SulawesiPos.com – Ketua DPR RI Puan Maharani menilai maraknya kepala daerah, khususnya bupati, yang terjerat operasi tangkap tangan (OTT) Komisi Pemberantasan Korupsi (KPK) perlu menjadi bahan evaluasi bersama antara DPR dan pemerintah.
Menurut Puan, persoalan tersebut tidak bisa dilihat secara parsial dan harus dikaji dari berbagai aspek dalam sistem pemerintahan daerah.
“Jadi, memang harus evaluasi ke semua lini terkait dengan hal tersebut,” jelas Puan di kompleks parlemen, Selasa (10/3/2026).
Ia menyebut pemerintah juga perlu mempertimbangkan pemberian pendidikan mengenai akuntabilitas bagi seluruh kepala daerah agar kesadaran untuk menjaga integritas semakin kuat.
“Bukan hanya untuk pengawasan akuntabilitas tapi bagaimana kesadaran untuk sama-sama saling menjaga,” kata dia.
Selain aspek pengawasan, Puan juga menyinggung kemungkinan adanya keterkaitan antara maraknya kasus hukum yang menjerat kepala daerah dengan tingginya biaya politik dalam kontestasi pemilu.
Dalam beberapa waktu terakhir, sejumlah bupati dari berbagai daerah tersandung kasus hukum terkait dugaan korupsi.
Beberapa di antaranya adalah Bupati Pekalongan, Bupati Ponorogo, Bupati Pati, hingga Bupati Rejang Lebong.
KPK yang telah menetapkan beberapa kepala daerah tersebut sebagai tersangka masih terus mendalami perkara dengan memeriksa sejumlah saksi terkait.

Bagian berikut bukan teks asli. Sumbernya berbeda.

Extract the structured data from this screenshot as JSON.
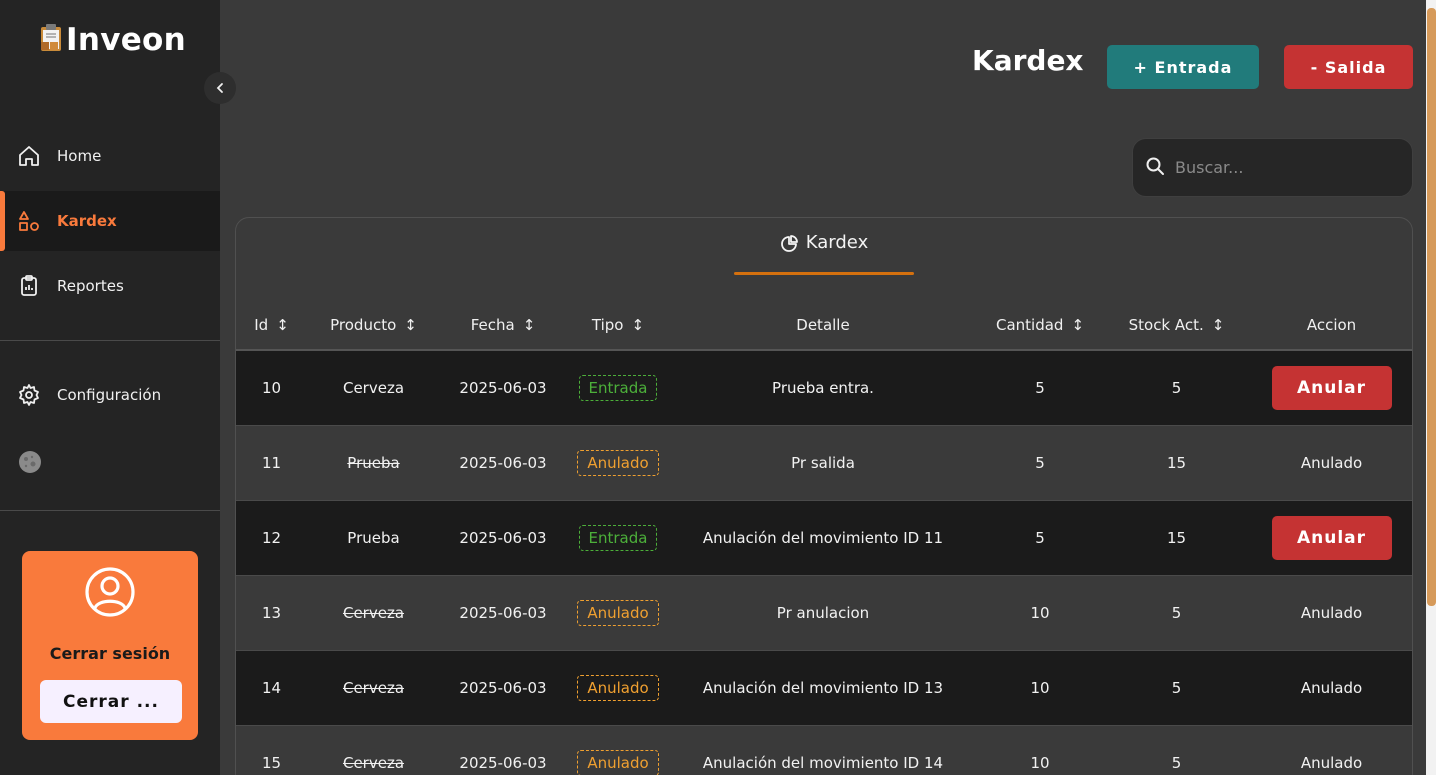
{
  "app": {
    "name": "Inveon"
  },
  "sidebar": {
    "items": [
      {
        "label": "Home",
        "icon": "home-icon"
      },
      {
        "label": "Kardex",
        "icon": "shapes-icon",
        "active": true
      },
      {
        "label": "Reportes",
        "icon": "clipboard-icon"
      }
    ],
    "settings_label": "Configuración",
    "logout": {
      "title": "Cerrar sesión",
      "button": "Cerrar ..."
    }
  },
  "header": {
    "title": "Kardex",
    "entrada_button": "+ Entrada",
    "salida_button": "- Salida"
  },
  "search": {
    "placeholder": "Buscar..."
  },
  "card": {
    "tab_label": "Kardex"
  },
  "table": {
    "columns": [
      "Id",
      "Producto",
      "Fecha",
      "Tipo",
      "Detalle",
      "Cantidad",
      "Stock Act.",
      "Accion"
    ],
    "rows": [
      {
        "id": "10",
        "producto": "Cerveza",
        "fecha": "2025-06-03",
        "tipo": "Entrada",
        "detalle": "Prueba entra.",
        "cantidad": "5",
        "stock": "5",
        "accion": "Anular"
      },
      {
        "id": "11",
        "producto": "Prueba",
        "fecha": "2025-06-03",
        "tipo": "Anulado",
        "detalle": "Pr salida",
        "cantidad": "5",
        "stock": "15",
        "accion": "Anulado"
      },
      {
        "id": "12",
        "producto": "Prueba",
        "fecha": "2025-06-03",
        "tipo": "Entrada",
        "detalle": "Anulación del movimiento ID 11",
        "cantidad": "5",
        "stock": "15",
        "accion": "Anular"
      },
      {
        "id": "13",
        "producto": "Cerveza",
        "fecha": "2025-06-03",
        "tipo": "Anulado",
        "detalle": "Pr anulacion",
        "cantidad": "10",
        "stock": "5",
        "accion": "Anulado"
      },
      {
        "id": "14",
        "producto": "Cerveza",
        "fecha": "2025-06-03",
        "tipo": "Anulado",
        "detalle": "Anulación del movimiento ID 13",
        "cantidad": "10",
        "stock": "5",
        "accion": "Anulado"
      },
      {
        "id": "15",
        "producto": "Cerveza",
        "fecha": "2025-06-03",
        "tipo": "Anulado",
        "detalle": "Anulación del movimiento ID 14",
        "cantidad": "10",
        "stock": "5",
        "accion": "Anulado"
      }
    ]
  },
  "colors": {
    "accent": "#f97a3c",
    "entrada": "#217b7b",
    "salida": "#c53333",
    "badge_entrada": "#4caf3a",
    "badge_anulado": "#f0a030"
  }
}
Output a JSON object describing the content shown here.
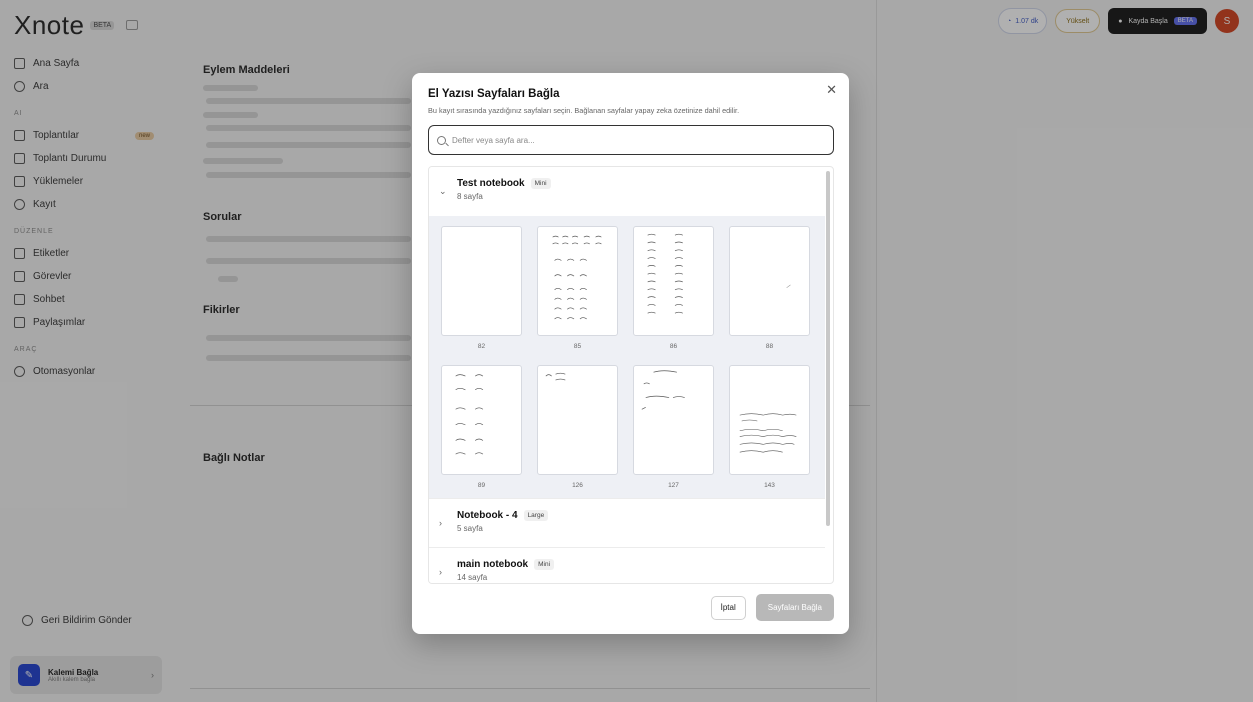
{
  "modal": {
    "title": "El Yazısı Sayfaları Bağla",
    "description": "Bu kayıt sırasında yazdığınız sayfaları seçin. Bağlanan sayfalar yapay zeka özetinize dahil edilir.",
    "search_placeholder": "Defter veya sayfa ara...",
    "cancel_label": "İptal",
    "confirm_label": "Sayfaları Bağla"
  },
  "notebooks": [
    {
      "name": "Test notebook",
      "size": "Mini",
      "page_count": "8 sayfa",
      "expanded": true,
      "pages": [
        {
          "number": "82"
        },
        {
          "number": "85"
        },
        {
          "number": "86"
        },
        {
          "number": "88"
        },
        {
          "number": "89"
        },
        {
          "number": "126"
        },
        {
          "number": "127"
        },
        {
          "number": "143"
        }
      ]
    },
    {
      "name": "Notebook - 4",
      "size": "Large",
      "page_count": "5 sayfa",
      "expanded": false
    },
    {
      "name": "main notebook",
      "size": "Mini",
      "page_count": "14 sayfa",
      "expanded": false
    }
  ],
  "background": {
    "logo": "Xnote",
    "logo_badge": "BETA",
    "nav": [
      {
        "label": "Ana Sayfa",
        "icon": "home-icon"
      },
      {
        "label": "Ara",
        "icon": "search-icon"
      }
    ],
    "nav_section_1": "AI",
    "nav2": [
      {
        "label": "Toplantılar",
        "icon": "calendar-icon",
        "pill": "new"
      },
      {
        "label": "Toplantı Durumu",
        "icon": "calendar-icon"
      },
      {
        "label": "Yüklemeler",
        "icon": "upload-icon"
      },
      {
        "label": "Kayıt",
        "icon": "record-icon"
      }
    ],
    "nav_section_2": "DÜZENLE",
    "nav3": [
      {
        "label": "Etiketler",
        "icon": "tag-icon"
      },
      {
        "label": "Görevler",
        "icon": "task-icon"
      },
      {
        "label": "Sohbet",
        "icon": "chat-icon"
      },
      {
        "label": "Paylaşımlar",
        "icon": "share-icon"
      }
    ],
    "nav_section_3": "ARAÇ",
    "nav4": [
      {
        "label": "Otomasyonlar",
        "icon": "automation-icon"
      }
    ],
    "guides": "Geri Bildirim Gönder",
    "pen_title": "Kalemi Bağla",
    "pen_sub": "Akıllı kalem bağla",
    "top_stat": "1.07 dk",
    "upgrade": "Yükselt",
    "record_btn": "Kayda Başla",
    "record_beta": "BETA",
    "avatar_initial": "S",
    "sections": {
      "action_items": "Eylem Maddeleri",
      "questions": "Sorular",
      "ideas": "Fikirler",
      "linked_notes": "Bağlı Notlar"
    }
  }
}
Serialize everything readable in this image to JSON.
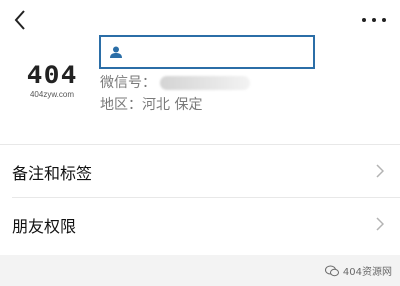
{
  "header": {
    "back_icon": "chevron-left-icon",
    "more_icon": "more-horizontal-icon"
  },
  "profile": {
    "avatar": {
      "logo_text": "404",
      "caption": "404zyw.com"
    },
    "name_box_icon": "user-icon",
    "wechat_id_label": "微信号：",
    "region_text": "地区：河北 保定"
  },
  "menu": {
    "items": [
      {
        "label": "备注和标签",
        "icon": "chevron-right-icon"
      },
      {
        "label": "朋友权限",
        "icon": "chevron-right-icon"
      }
    ]
  },
  "watermark": {
    "text": "404资源网",
    "icon": "wechat-logo-icon"
  },
  "colors": {
    "accent": "#2b6ea7",
    "secondary_text": "#7a7a7a",
    "page_background": "#f3f3f3"
  }
}
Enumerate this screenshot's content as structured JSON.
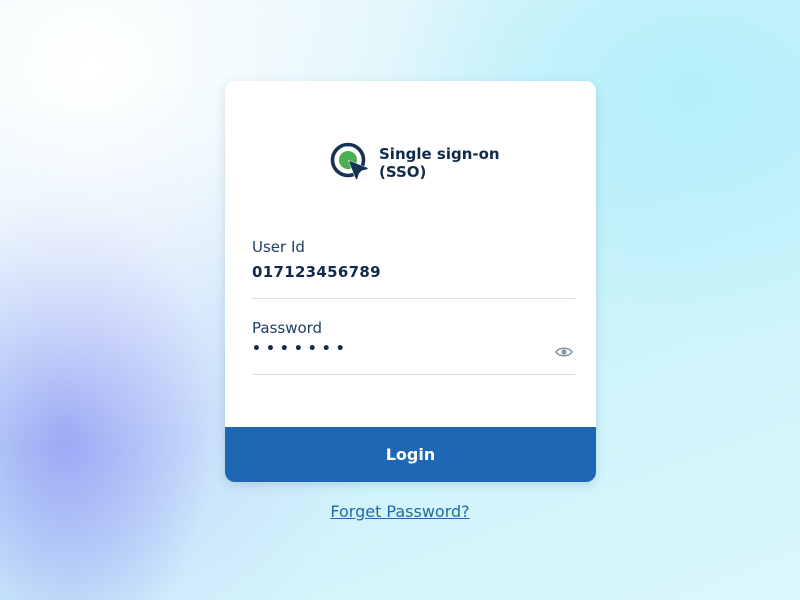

Sementara itu, Anggota Komisi II DPR RI Indrajaya menilai gelombang OTT terhadap kepala daerah menjadi indikator serius adanya kegagalan dalam pembinaan kepemimpinan di tingkat daerah.
Menurutnya, kasus-kasus yang terus berulang menunjukkan bahwa pembinaan integritas pejabat publik belum menyentuh aspek moral yang paling mendasar.
“Gelombang OTT ini adalah indikator kegagalan pembinaan kepemimpinan daerah. Berulangnya operasi tangkap tangan menunjukkan bahwa pembinaan integritas pejabat publik belum menyentuh aspek moral yang paling mendasar,” kata Indrajaya dalam keterangannya di Jakarta.
Indrajaya juga menilai perlu dilakukan evaluasi terhadap program retret kepala daerah yang selama ini digelar sebagai forum konsolidasi nasional.
Menurutnya, maraknya kasus OTT menimbulkan pertanyaan mengenai efektivitas materi pembinaan yang diberikan dalam kegiatan tersebut.
“Maraknya OTT menunjukkan kita perlu menilai kembali apakah materi retret benar-benar membentuk integritas atau hanya menjadi agenda simbolik,” katanya.
Lemahnya kaderisasi partai politik
Selain itu, ia menyoroti lemahnya proses kaderisasi politik sebelum seseorang maju sebagai calon kepala daerah.
Hal itu, menurutnya, terlihat dari sejumlah kasus yang menunjukkan minimnya pemahaman pejabat terhadap tata kelola pemerintahan.
Ia juga menyinggung pernyataan Bupati Pekalongan, Fadia Arrafiq yang mengaku tidak memahami aturan setelah terjaring OTT KPK karena latar belakangnya sebagai artis.
“Pernyataan tersebut menunjukkan kegagalan serius dalam proses kaderisasi politik. Partai politik seharusnya menjadi sekolah kepemimpinan yang memastikan calon kepala daerah memahami tata kelola pemerintahan, etika jabatan, dan hukum administrasi negara,” ujarnya.